Each of the affected sports has appealed against the decision and those appeals will be heard on Monday and Tuesday.
Badminton's case is expected to be one of the strongest as they did come back from Rio 2016 with a medal, Marcus Ellis and Chris Langridge securing a bronze in the men's doubles competition.
They had already received a funding cut from £7.4m to £5.9m for the four years after London 2012, when badminton provided no medals.
Adrian Christy, chief executive of Badminton England, said: "There is one fundamental focus, to demonstrate we have got medal-winning potential for Tokyo.
"With the way UK Sport operate it is all about medals and on-court success, and we have already proved we can win medals.

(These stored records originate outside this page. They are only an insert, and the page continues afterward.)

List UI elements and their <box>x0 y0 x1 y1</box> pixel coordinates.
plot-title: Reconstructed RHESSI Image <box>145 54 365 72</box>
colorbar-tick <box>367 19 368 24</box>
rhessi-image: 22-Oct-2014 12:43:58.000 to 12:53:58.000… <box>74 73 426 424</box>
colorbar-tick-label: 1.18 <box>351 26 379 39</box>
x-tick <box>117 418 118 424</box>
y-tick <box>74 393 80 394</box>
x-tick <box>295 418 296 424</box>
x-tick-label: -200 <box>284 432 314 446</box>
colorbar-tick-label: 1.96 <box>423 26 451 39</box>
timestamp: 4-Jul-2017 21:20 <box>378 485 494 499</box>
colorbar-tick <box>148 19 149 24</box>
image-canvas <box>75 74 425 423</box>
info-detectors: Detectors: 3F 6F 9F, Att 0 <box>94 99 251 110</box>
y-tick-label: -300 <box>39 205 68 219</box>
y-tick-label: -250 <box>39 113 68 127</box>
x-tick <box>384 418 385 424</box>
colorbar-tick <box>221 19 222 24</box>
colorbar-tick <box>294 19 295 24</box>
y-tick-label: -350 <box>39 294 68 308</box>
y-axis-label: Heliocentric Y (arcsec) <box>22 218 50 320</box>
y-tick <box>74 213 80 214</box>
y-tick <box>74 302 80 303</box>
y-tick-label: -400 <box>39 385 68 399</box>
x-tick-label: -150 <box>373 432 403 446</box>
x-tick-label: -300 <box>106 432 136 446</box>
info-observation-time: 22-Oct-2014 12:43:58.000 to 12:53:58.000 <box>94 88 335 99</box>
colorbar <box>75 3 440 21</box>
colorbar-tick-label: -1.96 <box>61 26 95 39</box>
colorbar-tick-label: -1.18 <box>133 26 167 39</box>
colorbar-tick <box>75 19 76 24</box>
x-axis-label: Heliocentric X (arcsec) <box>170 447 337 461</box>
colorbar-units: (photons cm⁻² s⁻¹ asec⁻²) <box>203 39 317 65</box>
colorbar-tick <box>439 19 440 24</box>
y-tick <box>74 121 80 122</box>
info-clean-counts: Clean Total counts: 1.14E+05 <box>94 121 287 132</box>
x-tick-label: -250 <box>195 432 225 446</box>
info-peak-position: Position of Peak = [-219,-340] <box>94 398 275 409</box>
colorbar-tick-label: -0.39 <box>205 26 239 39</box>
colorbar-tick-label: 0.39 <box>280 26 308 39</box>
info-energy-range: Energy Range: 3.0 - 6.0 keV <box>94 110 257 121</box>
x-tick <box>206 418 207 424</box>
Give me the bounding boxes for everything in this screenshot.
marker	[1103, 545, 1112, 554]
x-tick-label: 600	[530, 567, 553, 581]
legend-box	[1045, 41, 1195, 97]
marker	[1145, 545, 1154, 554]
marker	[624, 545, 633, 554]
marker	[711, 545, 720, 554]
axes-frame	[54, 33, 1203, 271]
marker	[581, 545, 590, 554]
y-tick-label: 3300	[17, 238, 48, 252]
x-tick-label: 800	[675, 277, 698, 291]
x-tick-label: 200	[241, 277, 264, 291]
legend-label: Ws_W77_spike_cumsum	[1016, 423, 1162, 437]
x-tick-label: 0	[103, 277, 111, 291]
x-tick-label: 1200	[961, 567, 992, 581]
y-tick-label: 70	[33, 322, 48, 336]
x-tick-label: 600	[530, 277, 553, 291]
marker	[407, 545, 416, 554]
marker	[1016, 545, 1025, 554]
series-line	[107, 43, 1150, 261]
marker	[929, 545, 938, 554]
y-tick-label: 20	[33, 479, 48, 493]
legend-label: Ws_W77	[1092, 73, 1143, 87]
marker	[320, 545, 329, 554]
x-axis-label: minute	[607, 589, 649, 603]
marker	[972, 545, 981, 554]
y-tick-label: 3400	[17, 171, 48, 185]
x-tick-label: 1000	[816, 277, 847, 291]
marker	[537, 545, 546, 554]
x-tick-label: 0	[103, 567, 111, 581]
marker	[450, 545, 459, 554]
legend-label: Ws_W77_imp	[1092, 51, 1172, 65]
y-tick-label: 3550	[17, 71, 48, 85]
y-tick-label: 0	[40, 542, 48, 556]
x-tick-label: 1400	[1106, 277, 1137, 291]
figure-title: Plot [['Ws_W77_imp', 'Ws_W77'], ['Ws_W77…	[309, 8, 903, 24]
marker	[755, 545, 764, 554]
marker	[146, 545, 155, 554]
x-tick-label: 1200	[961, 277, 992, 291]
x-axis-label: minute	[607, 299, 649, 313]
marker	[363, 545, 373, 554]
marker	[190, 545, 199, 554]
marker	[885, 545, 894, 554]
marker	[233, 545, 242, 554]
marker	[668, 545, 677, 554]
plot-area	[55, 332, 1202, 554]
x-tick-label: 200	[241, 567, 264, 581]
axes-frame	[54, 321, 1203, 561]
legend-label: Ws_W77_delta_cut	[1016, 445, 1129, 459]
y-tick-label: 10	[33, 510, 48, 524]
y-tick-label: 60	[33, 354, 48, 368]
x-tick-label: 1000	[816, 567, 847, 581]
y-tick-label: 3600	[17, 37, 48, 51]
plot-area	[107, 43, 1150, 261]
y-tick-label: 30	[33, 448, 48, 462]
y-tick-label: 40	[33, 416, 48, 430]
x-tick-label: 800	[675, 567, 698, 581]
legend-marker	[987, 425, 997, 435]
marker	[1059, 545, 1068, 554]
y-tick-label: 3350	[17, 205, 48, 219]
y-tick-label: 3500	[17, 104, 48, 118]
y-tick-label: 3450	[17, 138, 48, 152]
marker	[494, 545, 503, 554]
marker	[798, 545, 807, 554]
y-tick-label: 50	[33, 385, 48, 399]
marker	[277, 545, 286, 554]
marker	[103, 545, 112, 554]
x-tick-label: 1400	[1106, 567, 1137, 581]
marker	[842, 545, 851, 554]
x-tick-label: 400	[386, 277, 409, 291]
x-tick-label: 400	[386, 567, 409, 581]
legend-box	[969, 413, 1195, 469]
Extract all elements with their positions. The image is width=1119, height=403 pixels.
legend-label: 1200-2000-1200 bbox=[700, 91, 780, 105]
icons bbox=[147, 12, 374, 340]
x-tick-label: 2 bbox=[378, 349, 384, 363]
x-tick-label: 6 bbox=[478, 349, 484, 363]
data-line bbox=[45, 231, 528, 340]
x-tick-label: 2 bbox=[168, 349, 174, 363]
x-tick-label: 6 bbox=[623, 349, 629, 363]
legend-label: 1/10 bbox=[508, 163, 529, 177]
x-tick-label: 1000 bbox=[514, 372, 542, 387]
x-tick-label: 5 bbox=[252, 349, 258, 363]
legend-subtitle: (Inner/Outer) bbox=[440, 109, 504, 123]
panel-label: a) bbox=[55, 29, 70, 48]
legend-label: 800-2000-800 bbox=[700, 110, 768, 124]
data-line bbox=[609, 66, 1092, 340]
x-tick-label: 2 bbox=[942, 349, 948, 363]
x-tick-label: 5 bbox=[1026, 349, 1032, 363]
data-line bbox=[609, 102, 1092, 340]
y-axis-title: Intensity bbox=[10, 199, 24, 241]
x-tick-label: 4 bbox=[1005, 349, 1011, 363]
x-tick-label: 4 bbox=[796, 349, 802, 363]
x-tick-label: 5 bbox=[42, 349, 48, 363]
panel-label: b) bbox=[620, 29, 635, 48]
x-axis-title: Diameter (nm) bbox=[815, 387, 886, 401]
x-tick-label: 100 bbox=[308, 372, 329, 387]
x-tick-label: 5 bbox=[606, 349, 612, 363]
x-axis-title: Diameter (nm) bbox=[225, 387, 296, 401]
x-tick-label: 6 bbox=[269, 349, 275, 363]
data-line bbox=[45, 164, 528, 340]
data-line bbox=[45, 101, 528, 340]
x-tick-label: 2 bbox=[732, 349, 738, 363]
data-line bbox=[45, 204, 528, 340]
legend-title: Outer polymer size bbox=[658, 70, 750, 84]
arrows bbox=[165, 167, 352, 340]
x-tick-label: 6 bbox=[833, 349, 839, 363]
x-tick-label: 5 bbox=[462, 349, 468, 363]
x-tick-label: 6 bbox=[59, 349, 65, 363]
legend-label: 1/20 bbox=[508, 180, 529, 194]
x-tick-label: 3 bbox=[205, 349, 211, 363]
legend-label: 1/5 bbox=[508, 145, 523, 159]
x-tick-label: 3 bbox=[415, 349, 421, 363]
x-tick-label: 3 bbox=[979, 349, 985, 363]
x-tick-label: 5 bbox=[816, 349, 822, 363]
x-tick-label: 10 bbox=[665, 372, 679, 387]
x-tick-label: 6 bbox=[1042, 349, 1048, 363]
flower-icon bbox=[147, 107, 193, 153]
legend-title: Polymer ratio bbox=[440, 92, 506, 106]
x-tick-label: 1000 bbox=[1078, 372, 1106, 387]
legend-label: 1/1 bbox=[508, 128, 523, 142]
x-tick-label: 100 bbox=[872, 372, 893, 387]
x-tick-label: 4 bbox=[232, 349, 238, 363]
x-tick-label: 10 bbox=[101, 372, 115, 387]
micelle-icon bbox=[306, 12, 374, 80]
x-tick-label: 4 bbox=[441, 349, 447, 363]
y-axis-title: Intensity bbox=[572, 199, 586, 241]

"Chris and Gabby (Adcock), and Marcus and Chris have already shown they can deliver at the very highest level. Three of them will be at their peak age when we go to Tokyo.
"There is no reason these players can't go on and deliver in Tokyo and we think we have the evidence to prove that.
"The support we have had has been phenomenal. We have just got to harness all of that and hope the noise is loud enough to change minds."
This week's hearings are just the first stage of the appeal process - if the sports make a case the funding decision will be referred back to the UK Sport management team.
Further appeals, in the case of rejection, would have to be taken to Sport Resolutions UK, the independent dispute resolution service for sport in the United Kingdom.